8-NITRO-CGMP REGULATES THE PERSISTENCE AND DIRECTIONALITY OF CEREBELLAR SYNAPTIC PLASTICITY

Synaptic plasticity is considered a cellular basis of learning and memory, and many signaling molecules have been implicated in its regulation. However, despite the persistent nature of memory, the molecular mechanisms underlying the long-term maintenance of synaptic plasticity remain poorly understood.
Long-term depression (LTD) at the parallel fiber (PF)–Purkinje cell (PC) synapse in the cerebellum is regarded as a cellular substrate for cerebellum-dependent motor learning, including optokinetic responses. Previous studies have shown that calcium signaling, inositol trisphosphate (IP₃), and the nitric oxide (NO)–cGMP–protein kinase G (PKG) pathway contribute to PF-LTD induction; however, these mechanisms alone cannot fully explain the long-term persistence of LTD.
8-Nitro-cGMP is a recently identified signaling molecule generated by the simultaneous production of NO and reactive oxygen species (ROS) in the presence of GTP. Unlike cGMP, 8-nitro-cGMP is resistant to phosphodiesterase-mediated degradation and exerts sustained effects on target proteins via S-guanylation, leading to prolonged PKG activation. We therefore hypothesized that 8-nitro-cGMP contributes to LTD maintenance by substituting for cGMP in LTD-related signaling.

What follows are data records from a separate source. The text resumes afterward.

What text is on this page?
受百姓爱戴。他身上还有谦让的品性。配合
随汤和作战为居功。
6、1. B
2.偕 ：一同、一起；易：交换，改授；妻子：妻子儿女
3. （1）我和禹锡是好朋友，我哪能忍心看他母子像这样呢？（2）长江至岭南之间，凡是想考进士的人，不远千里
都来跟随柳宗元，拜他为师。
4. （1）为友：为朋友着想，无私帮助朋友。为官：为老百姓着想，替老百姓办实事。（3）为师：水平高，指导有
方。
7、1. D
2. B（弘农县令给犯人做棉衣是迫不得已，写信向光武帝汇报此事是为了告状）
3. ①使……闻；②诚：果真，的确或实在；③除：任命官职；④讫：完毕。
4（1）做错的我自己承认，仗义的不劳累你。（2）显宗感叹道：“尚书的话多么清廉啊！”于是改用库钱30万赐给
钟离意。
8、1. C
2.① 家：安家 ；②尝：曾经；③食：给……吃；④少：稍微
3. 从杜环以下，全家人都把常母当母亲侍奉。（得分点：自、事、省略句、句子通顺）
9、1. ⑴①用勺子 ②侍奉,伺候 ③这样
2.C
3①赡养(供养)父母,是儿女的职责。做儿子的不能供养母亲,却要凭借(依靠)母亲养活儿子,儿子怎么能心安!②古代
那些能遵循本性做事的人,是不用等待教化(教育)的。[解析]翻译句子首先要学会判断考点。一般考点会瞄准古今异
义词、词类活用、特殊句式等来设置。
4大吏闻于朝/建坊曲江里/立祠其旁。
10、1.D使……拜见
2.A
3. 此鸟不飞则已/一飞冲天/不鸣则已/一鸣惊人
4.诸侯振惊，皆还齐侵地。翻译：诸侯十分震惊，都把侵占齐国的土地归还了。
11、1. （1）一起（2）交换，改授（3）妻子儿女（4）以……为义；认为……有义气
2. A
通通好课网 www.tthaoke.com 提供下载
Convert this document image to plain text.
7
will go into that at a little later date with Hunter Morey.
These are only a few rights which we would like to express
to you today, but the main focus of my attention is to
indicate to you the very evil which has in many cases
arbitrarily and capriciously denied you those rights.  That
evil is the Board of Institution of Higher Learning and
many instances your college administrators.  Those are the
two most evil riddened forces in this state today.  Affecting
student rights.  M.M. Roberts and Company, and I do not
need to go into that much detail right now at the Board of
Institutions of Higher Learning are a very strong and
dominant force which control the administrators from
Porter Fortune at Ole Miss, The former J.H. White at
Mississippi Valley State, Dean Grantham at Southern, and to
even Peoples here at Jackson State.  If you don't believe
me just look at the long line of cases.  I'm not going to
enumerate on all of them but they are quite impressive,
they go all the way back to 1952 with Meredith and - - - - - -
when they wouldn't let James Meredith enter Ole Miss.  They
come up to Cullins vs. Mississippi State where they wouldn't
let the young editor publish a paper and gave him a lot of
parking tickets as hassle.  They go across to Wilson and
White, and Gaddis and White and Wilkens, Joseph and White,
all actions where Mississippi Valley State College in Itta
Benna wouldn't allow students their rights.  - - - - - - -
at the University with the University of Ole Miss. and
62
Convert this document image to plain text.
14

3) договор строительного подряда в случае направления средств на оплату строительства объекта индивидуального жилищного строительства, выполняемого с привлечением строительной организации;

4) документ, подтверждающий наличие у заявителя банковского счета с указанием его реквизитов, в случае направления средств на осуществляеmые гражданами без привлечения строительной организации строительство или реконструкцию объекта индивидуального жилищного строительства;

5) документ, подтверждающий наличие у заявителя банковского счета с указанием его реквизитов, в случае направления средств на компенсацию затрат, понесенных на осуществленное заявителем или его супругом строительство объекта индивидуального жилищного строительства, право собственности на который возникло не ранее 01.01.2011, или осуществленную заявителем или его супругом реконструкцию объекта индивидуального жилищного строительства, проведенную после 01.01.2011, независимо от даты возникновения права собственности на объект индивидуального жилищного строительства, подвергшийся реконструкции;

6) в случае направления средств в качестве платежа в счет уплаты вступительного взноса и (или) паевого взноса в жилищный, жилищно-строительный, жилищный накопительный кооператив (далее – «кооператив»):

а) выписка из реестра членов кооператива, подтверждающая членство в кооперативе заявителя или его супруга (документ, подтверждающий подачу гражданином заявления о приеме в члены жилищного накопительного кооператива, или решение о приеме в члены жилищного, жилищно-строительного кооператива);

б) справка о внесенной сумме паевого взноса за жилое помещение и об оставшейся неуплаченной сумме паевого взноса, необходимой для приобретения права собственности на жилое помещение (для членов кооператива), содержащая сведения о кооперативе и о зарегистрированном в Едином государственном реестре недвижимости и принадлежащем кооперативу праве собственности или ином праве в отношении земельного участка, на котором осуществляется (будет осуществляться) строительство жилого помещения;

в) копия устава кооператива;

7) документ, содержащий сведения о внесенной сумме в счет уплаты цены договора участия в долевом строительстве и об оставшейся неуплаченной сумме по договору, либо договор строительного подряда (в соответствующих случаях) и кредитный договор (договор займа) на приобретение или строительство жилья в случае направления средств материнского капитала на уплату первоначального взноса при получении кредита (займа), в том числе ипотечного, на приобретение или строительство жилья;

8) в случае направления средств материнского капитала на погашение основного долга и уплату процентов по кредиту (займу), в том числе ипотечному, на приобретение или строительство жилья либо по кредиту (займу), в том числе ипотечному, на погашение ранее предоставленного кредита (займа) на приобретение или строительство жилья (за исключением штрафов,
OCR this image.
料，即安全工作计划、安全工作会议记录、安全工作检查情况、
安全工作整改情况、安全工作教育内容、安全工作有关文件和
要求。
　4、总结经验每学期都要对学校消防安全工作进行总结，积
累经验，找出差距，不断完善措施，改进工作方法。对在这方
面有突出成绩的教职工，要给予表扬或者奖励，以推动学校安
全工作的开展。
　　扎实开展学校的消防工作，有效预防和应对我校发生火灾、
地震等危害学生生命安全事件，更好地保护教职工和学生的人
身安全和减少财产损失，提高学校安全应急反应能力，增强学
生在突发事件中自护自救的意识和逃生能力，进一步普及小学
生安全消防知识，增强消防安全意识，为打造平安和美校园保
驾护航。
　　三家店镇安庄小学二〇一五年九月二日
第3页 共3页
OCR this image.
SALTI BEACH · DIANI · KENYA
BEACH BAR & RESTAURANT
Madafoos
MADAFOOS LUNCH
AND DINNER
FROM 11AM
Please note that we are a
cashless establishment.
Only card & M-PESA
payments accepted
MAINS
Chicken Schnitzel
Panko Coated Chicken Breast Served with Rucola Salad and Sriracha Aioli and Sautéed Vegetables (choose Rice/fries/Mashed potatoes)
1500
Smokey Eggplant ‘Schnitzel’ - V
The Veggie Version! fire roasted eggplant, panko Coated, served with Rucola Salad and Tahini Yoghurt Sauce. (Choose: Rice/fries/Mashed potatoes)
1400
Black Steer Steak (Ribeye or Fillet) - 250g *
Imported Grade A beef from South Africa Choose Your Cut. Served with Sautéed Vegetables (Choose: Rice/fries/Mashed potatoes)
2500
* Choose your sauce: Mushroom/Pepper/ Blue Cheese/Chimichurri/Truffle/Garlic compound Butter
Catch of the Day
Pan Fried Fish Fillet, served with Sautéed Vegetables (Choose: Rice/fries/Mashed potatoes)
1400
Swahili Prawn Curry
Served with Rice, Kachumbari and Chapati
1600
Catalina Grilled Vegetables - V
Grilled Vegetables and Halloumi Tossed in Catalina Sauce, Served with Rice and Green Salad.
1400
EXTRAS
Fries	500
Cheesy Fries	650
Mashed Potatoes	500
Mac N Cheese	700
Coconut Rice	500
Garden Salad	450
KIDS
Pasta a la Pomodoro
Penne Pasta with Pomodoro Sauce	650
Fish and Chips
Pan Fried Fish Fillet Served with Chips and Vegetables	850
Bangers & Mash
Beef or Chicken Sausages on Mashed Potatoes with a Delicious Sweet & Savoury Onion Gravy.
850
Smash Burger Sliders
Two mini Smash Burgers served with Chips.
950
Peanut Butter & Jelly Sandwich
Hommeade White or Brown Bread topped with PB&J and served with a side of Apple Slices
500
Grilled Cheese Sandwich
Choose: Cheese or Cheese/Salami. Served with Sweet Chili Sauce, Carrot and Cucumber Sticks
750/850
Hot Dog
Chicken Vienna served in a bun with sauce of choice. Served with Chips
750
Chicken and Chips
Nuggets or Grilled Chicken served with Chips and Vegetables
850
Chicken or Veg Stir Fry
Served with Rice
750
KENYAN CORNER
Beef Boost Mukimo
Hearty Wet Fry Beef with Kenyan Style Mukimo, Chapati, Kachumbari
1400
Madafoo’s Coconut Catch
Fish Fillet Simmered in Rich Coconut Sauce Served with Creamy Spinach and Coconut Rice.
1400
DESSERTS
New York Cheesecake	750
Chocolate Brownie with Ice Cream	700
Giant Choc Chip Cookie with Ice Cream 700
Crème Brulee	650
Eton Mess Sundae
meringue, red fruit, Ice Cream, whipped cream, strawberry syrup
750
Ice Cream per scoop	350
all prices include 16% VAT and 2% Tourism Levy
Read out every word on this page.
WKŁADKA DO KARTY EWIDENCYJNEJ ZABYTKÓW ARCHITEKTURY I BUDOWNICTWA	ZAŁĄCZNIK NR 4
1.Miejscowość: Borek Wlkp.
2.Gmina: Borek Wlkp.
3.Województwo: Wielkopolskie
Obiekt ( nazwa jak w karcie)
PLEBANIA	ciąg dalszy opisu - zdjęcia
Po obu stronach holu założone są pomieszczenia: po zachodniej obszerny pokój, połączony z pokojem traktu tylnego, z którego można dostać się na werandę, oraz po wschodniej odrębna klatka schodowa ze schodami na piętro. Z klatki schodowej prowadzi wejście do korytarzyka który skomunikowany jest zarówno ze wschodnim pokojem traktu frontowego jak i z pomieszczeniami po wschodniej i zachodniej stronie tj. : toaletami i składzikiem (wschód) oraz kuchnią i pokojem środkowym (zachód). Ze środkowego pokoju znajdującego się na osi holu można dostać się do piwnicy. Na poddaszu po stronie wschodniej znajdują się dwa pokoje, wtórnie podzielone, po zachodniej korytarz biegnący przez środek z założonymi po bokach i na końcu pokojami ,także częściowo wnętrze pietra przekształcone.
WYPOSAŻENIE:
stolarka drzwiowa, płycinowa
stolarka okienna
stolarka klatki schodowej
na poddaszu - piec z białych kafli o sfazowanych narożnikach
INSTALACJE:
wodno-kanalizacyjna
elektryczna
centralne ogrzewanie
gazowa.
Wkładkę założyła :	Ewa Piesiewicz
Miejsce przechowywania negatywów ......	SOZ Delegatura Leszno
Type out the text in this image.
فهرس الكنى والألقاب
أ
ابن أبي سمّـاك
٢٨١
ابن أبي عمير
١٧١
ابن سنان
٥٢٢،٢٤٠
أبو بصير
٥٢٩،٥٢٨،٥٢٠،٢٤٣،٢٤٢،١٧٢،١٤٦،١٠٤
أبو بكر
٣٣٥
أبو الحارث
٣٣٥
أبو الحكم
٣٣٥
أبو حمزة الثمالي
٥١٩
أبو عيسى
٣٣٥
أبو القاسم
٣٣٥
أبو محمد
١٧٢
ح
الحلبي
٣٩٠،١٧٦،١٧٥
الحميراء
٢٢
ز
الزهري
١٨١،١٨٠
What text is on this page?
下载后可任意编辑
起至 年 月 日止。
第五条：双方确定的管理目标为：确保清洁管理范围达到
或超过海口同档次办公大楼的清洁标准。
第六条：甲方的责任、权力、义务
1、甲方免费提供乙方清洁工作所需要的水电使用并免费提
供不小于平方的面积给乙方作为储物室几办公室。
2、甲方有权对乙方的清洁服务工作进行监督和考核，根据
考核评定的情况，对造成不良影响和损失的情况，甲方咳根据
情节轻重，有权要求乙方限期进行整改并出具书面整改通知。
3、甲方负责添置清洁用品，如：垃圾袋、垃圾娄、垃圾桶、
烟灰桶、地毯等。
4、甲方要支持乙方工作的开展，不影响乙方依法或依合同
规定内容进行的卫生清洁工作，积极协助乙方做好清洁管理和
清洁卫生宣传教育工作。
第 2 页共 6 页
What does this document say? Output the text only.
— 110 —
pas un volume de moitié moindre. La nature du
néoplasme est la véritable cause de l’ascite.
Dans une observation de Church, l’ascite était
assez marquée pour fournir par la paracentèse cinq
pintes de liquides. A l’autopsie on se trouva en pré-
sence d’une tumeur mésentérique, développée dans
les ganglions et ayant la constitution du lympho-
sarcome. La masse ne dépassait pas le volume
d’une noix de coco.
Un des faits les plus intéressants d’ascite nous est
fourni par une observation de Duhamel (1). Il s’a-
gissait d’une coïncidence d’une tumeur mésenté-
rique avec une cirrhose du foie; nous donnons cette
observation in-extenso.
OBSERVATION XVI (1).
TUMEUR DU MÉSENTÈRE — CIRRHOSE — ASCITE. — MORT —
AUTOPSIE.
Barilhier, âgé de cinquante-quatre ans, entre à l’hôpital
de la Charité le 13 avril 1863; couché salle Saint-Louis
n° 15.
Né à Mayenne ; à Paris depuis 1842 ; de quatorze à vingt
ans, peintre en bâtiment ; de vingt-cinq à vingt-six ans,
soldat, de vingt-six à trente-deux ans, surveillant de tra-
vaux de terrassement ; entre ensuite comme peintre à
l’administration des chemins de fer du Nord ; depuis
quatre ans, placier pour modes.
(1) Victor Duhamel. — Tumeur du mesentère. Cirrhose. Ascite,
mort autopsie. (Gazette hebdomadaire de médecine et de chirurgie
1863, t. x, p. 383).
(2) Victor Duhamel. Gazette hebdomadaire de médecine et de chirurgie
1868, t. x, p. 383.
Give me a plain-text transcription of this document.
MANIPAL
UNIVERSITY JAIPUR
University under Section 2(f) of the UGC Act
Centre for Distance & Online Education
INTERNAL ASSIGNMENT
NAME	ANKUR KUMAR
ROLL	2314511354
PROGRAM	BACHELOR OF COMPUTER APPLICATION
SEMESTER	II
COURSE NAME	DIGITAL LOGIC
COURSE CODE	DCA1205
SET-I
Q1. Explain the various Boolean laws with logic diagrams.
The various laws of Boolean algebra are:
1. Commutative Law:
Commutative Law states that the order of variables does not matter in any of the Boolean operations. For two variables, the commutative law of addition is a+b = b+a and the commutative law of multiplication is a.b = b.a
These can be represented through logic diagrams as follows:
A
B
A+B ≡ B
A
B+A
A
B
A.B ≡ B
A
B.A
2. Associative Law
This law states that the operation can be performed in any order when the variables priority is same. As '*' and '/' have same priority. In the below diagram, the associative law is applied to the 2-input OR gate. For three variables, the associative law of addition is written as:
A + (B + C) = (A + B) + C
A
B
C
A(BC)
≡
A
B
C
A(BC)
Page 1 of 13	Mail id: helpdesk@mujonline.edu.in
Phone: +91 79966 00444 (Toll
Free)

Using acute cerebellar slices from mice, we found that inhibition of 8-nitro-cGMP or blockade of ROS-producing enzymes significantly suppressed PF-LTD. Imaging analyses further revealed enzyme-dependent ROS production following LTD-inducing stimulation. Moreover, while PF stimulation alone induced long-term potentiation (LTP), combined stimulation with PC depolarization induced LTD. Under these conditions, 8-nitro-cGMP suppressed LTP-related signaling, enabling stable LTD induction.
These findings indicate that ROS, previously considered mainly detrimental, act as physiological messengers via 8-nitro-cGMP to regulate both the persistence and directionality of synaptic plasticity.